1.2.6.8. Dağ ve kış turizmi

Her geçen gün dağlık alanların popülaritesinin arttığı, bu alanların turizmdeki yerinin ön plana doğru kaymaya başladığı ifade edilmektedir. Dağlık alanların cazibesinin ardında sayısız sebep sayılabilir. Dağlık alanların havasının temizliği, eşsiz manzaraları, yabani hayatı, yerel kültürü, doğanın birebir içinde olması ve akarsu sporu gibi doğa sporlarına imkân tanıması ayrıca insanların istifade edebileceği kaynakların bu alanlarda yer alması buna örnek olarak gösterilebilir (Duran, 2012: 48). Gerek dağcılık gerekse kış sporları, kış turizminin kilit unsurları arasında olup bu turizm çeşidi çağımızdaki karmaşık yaşam sürecinde insanların karşılaştıkları stresle baş etme, dinlenme ihtiyacı gibi gereksinimlerle, emeklilik durumuna göre insanların daha fazla ve değişik yerlere seyahat hareketlerini içeren turistik faaliyetler olarak görülmektedir (Albayrak, 2013: 152). Ancak dağlık alan idaresinde öyle bir denge kurulmalıdır ki bunda turistlerin istekleri, yöre insanının ihtiyaçları ve doğal/kültürel kaynakların korunması göz önünde bulundurulmalıdır. Bu denge öncelikle koruma-kullanma dengesi üzerine kurulmalı, bunun için fiziksel plânlamalara büyük önem verilmelidir. Böylece turizmde uzun vadeli bir yaklaşımla hedeflere ulaşmada başarı sağlanabileceği vurgulanmaktadır (Doğanay, 2009: 181).

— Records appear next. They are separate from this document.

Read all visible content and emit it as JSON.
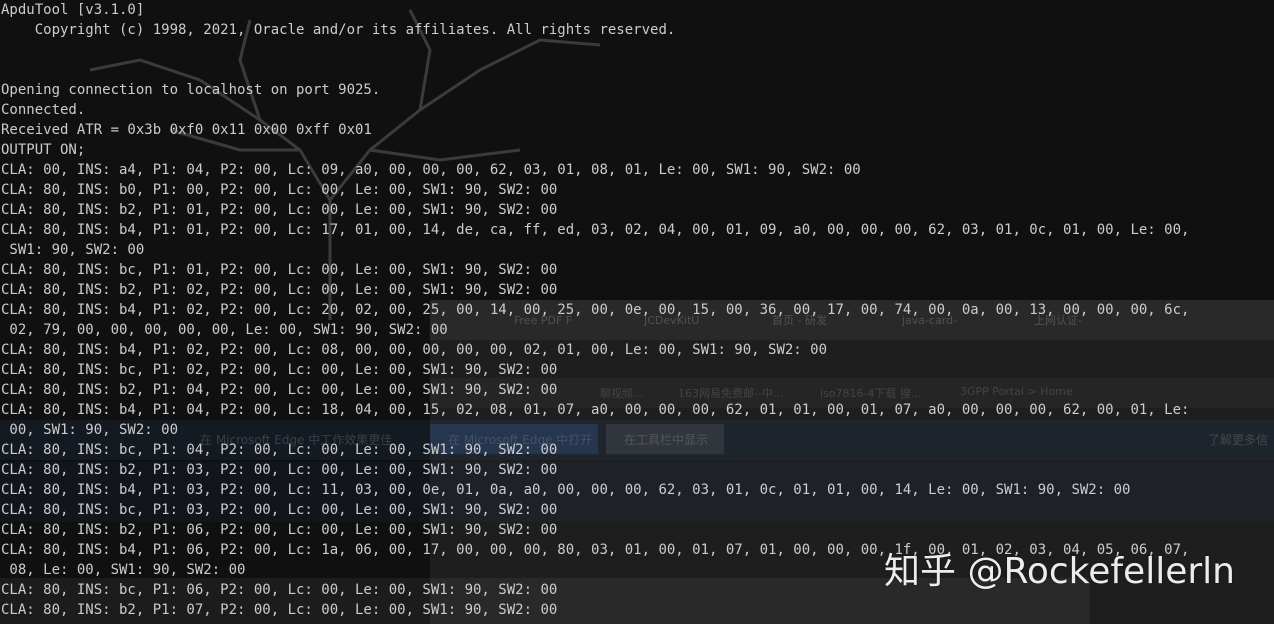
{
  "console": {
    "lines": [
      "ApduTool [v3.1.0]",
      "    Copyright (c) 1998, 2021, Oracle and/or its affiliates. All rights reserved.",
      "",
      "",
      "Opening connection to localhost on port 9025.",
      "Connected.",
      "Received ATR = 0x3b 0xf0 0x11 0x00 0xff 0x01",
      "OUTPUT ON;",
      "CLA: 00, INS: a4, P1: 04, P2: 00, Lc: 09, a0, 00, 00, 00, 62, 03, 01, 08, 01, Le: 00, SW1: 90, SW2: 00",
      "CLA: 80, INS: b0, P1: 00, P2: 00, Lc: 00, Le: 00, SW1: 90, SW2: 00",
      "CLA: 80, INS: b2, P1: 01, P2: 00, Lc: 00, Le: 00, SW1: 90, SW2: 00",
      "CLA: 80, INS: b4, P1: 01, P2: 00, Lc: 17, 01, 00, 14, de, ca, ff, ed, 03, 02, 04, 00, 01, 09, a0, 00, 00, 00, 62, 03, 01, 0c, 01, 00, Le: 00,",
      " SW1: 90, SW2: 00",
      "CLA: 80, INS: bc, P1: 01, P2: 00, Lc: 00, Le: 00, SW1: 90, SW2: 00",
      "CLA: 80, INS: b2, P1: 02, P2: 00, Lc: 00, Le: 00, SW1: 90, SW2: 00",
      "CLA: 80, INS: b4, P1: 02, P2: 00, Lc: 20, 02, 00, 25, 00, 14, 00, 25, 00, 0e, 00, 15, 00, 36, 00, 17, 00, 74, 00, 0a, 00, 13, 00, 00, 00, 6c,",
      " 02, 79, 00, 00, 00, 00, 00, Le: 00, SW1: 90, SW2: 00",
      "CLA: 80, INS: b4, P1: 02, P2: 00, Lc: 08, 00, 00, 00, 00, 00, 02, 01, 00, Le: 00, SW1: 90, SW2: 00",
      "CLA: 80, INS: bc, P1: 02, P2: 00, Lc: 00, Le: 00, SW1: 90, SW2: 00",
      "CLA: 80, INS: b2, P1: 04, P2: 00, Lc: 00, Le: 00, SW1: 90, SW2: 00",
      "CLA: 80, INS: b4, P1: 04, P2: 00, Lc: 18, 04, 00, 15, 02, 08, 01, 07, a0, 00, 00, 00, 62, 01, 01, 00, 01, 07, a0, 00, 00, 00, 62, 00, 01, Le:",
      " 00, SW1: 90, SW2: 00",
      "CLA: 80, INS: bc, P1: 04, P2: 00, Lc: 00, Le: 00, SW1: 90, SW2: 00",
      "CLA: 80, INS: b2, P1: 03, P2: 00, Lc: 00, Le: 00, SW1: 90, SW2: 00",
      "CLA: 80, INS: b4, P1: 03, P2: 00, Lc: 11, 03, 00, 0e, 01, 0a, a0, 00, 00, 00, 62, 03, 01, 0c, 01, 01, 00, 14, Le: 00, SW1: 90, SW2: 00",
      "CLA: 80, INS: bc, P1: 03, P2: 00, Lc: 00, Le: 00, SW1: 90, SW2: 00",
      "CLA: 80, INS: b2, P1: 06, P2: 00, Lc: 00, Le: 00, SW1: 90, SW2: 00",
      "CLA: 80, INS: b4, P1: 06, P2: 00, Lc: 1a, 06, 00, 17, 00, 00, 00, 80, 03, 01, 00, 01, 07, 01, 00, 00, 00, 1f, 00, 01, 02, 03, 04, 05, 06, 07,",
      " 08, Le: 00, SW1: 90, SW2: 00",
      "CLA: 80, INS: bc, P1: 06, P2: 00, Lc: 00, Le: 00, SW1: 90, SW2: 00",
      "CLA: 80, INS: b2, P1: 07, P2: 00, Lc: 00, Le: 00, SW1: 90, SW2: 00"
    ],
    "text_color": "#cccccc",
    "background_color": "#101010"
  },
  "background": {
    "tabs": [
      "Free PDF F",
      "JCDevKitU",
      "首页 - 研发",
      "java-card-",
      "上网认证-"
    ],
    "bookmarks": [
      "聊视频...",
      "163网易免费邮--中...",
      "iso7816-4下载 搜...",
      "3GPP Portal > Home"
    ],
    "infobar_text": "在 Microsoft Edge 中工作效果更佳",
    "infobar_button_primary": "在 Microsoft Edge 中打开",
    "infobar_button_secondary": "在工具栏中显示",
    "infobar_link": "了解更多信"
  },
  "watermark": {
    "text": "知乎 @Rockefellerln"
  }
}
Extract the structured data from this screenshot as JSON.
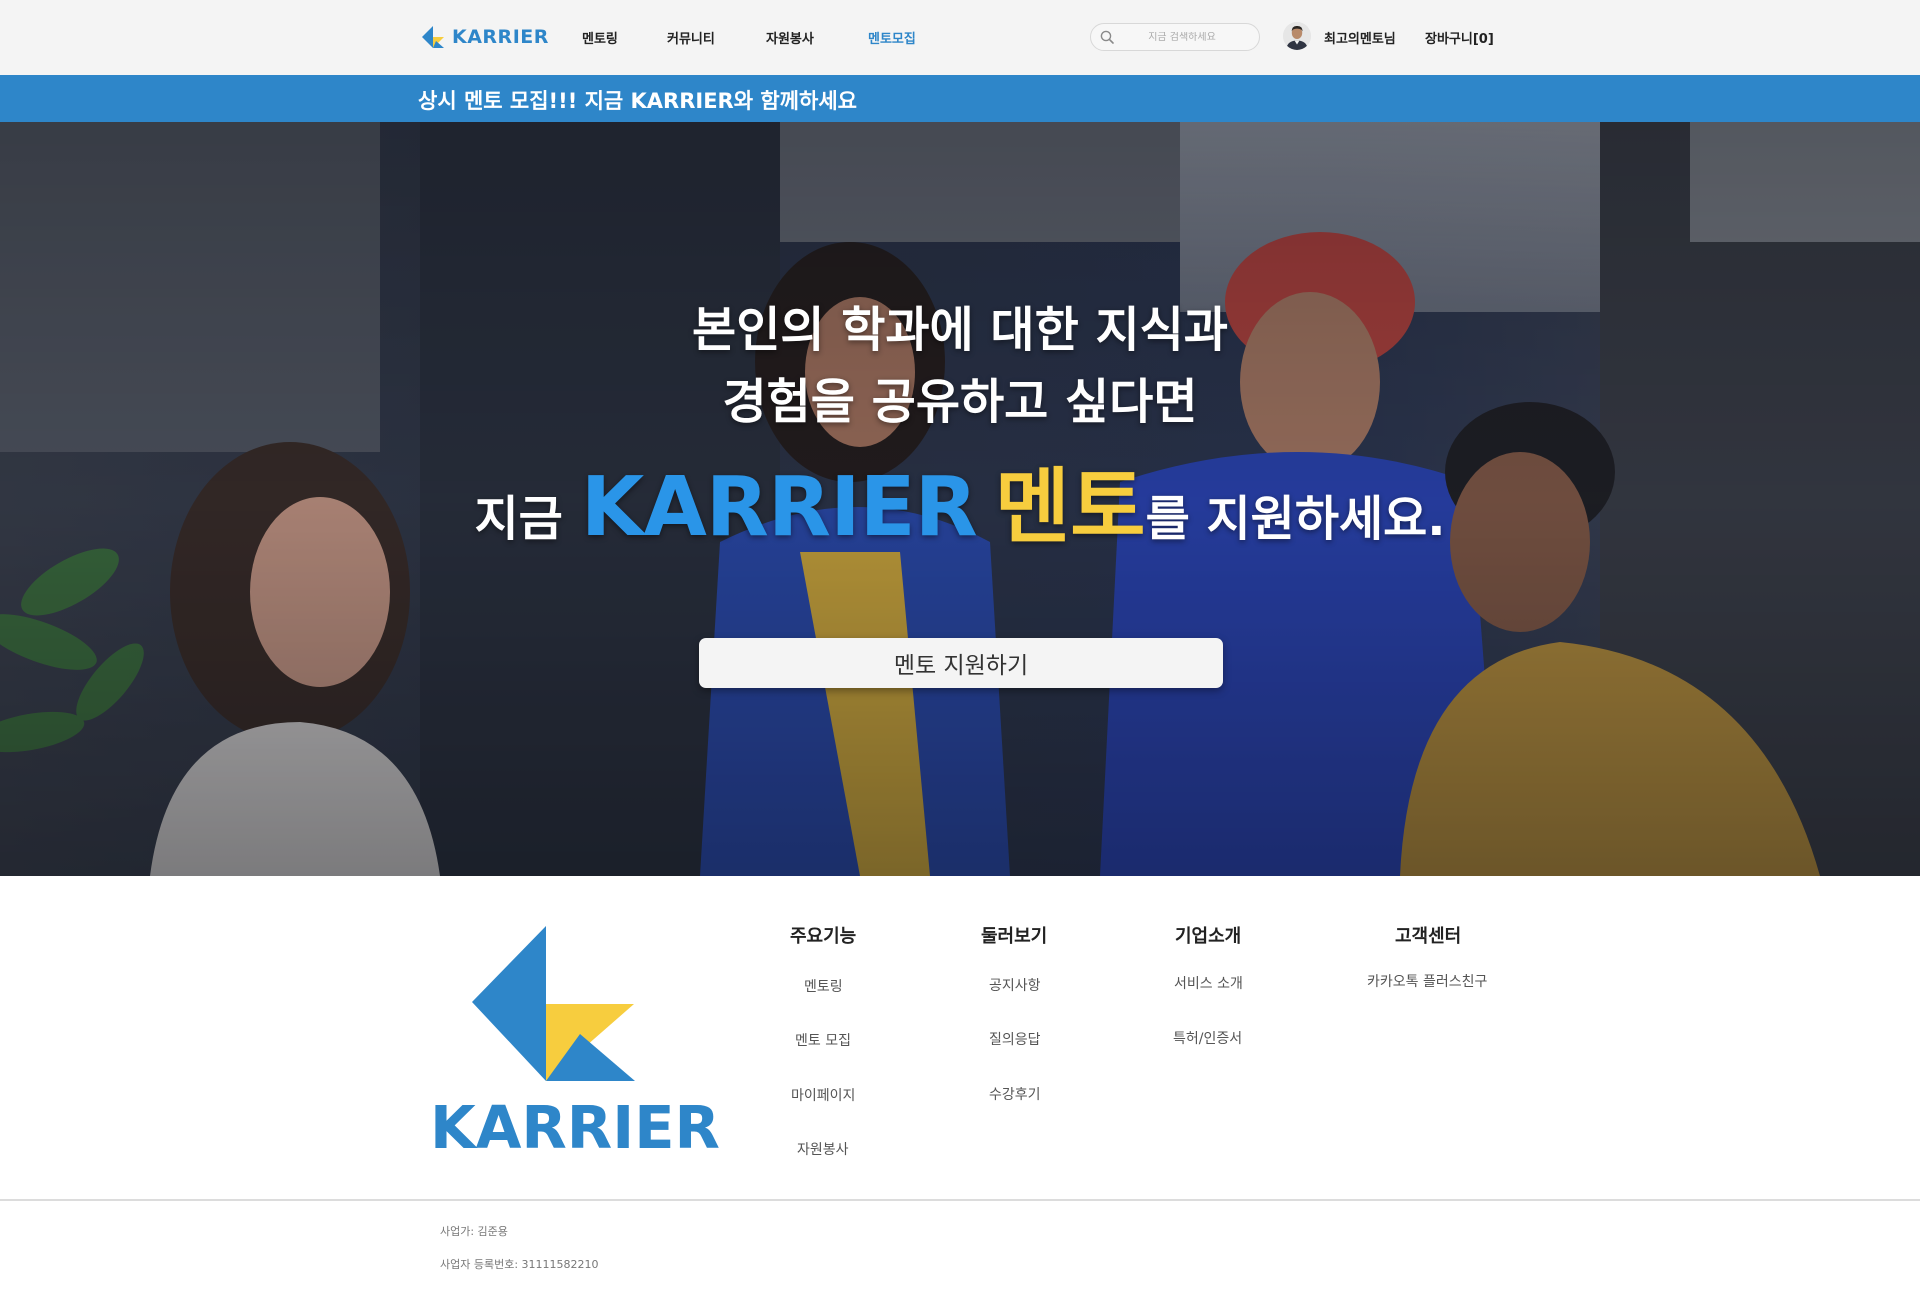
{
  "brand": {
    "name": "KARRIER"
  },
  "nav": {
    "items": [
      {
        "label": "멘토링"
      },
      {
        "label": "커뮤니티"
      },
      {
        "label": "자원봉사"
      },
      {
        "label": "멘토모집"
      }
    ],
    "active_index": 3,
    "search_placeholder": "지금 검색하세요",
    "user_name": "최고의멘토님",
    "cart_label": "장바구니[0]"
  },
  "notice": {
    "text": "상시 멘토 모집!!! 지금 KARRIER와 함께하세요"
  },
  "hero": {
    "line1": "본인의 학과에 대한 지식과",
    "line2": "경험을 공유하고 싶다면",
    "line3_prefix": "지금",
    "line3_brand": "KARRIER",
    "line3_role": "멘토",
    "line3_suffix": "를 지원하세요.",
    "cta_label": "멘토 지원하기"
  },
  "footer": {
    "logo_text": "KARRIER",
    "columns": [
      {
        "title": "주요기능",
        "links": [
          "멘토링",
          "멘토 모집",
          "마이페이지",
          "자원봉사"
        ]
      },
      {
        "title": "둘러보기",
        "links": [
          "공지사항",
          "질의응답",
          "수강후기"
        ]
      },
      {
        "title": "기업소개",
        "links": [
          "서비스 소개",
          "특허/인증서"
        ]
      },
      {
        "title": "고객센터",
        "links": [
          "카카오톡 플러스친구"
        ]
      }
    ],
    "business": {
      "owner": "사업가: 김준용",
      "registration": "사업자 등록번호: 31111582210"
    }
  },
  "colors": {
    "primary": "#2e86c9",
    "hero_brand": "#2a95e8",
    "accent_yellow": "#f7cd3e",
    "nav_bg": "#f4f4f4"
  },
  "icons": [
    "karrier-logo-icon",
    "search-icon",
    "avatar-icon"
  ]
}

1.2.6.9. Rekreasyon turizmi

Rekreasyon denildiğinde özgürlüğün önemli bir yeri bulunmakta olup zorunlu durumlar ve üstlendiği yükümlülükler sebebiyle kendine yeterince zaman ayıramayan insanın, yeri gelip kendine zaman ayırabildiği anlarda potansiyelini ortaya koyma, saklı enerjisini gün yüzüne çıkarma ve yaratıcılığını kullanma noktasında bir imkân elde ettiği söylenebilir (Demirci Orel ve Yavuz, 2003: 63). Rekreasyon turizminin bazı özelliklerinin altı çizilebilir: Birincisi, rekreasyon ve turizm kavramlarının tam bir tanımını yapmanın zor olduğu belirtilebilir. Otel, restoran ve eğlence yerleri gibi boş zaman aktivitelerine yönelik güçlü bir sektör zaten hizmet vermekte olup ikinci bir boş zaman faaliyet alanının farkını ortaya

koymak güç olabilmektedir. İkincisi, rekreasyon turizminde, iş gücüne bağlılığın oldukça çok olduğu vurgulanabilir. Üçüncü olarak, turizm ve rekreasyon işletmelerinin büyük bir kısmının küçük aile işletmelerinden oluştuğu ifade edilebilir (Ooasterhaven ve Knijff, 1987: 97).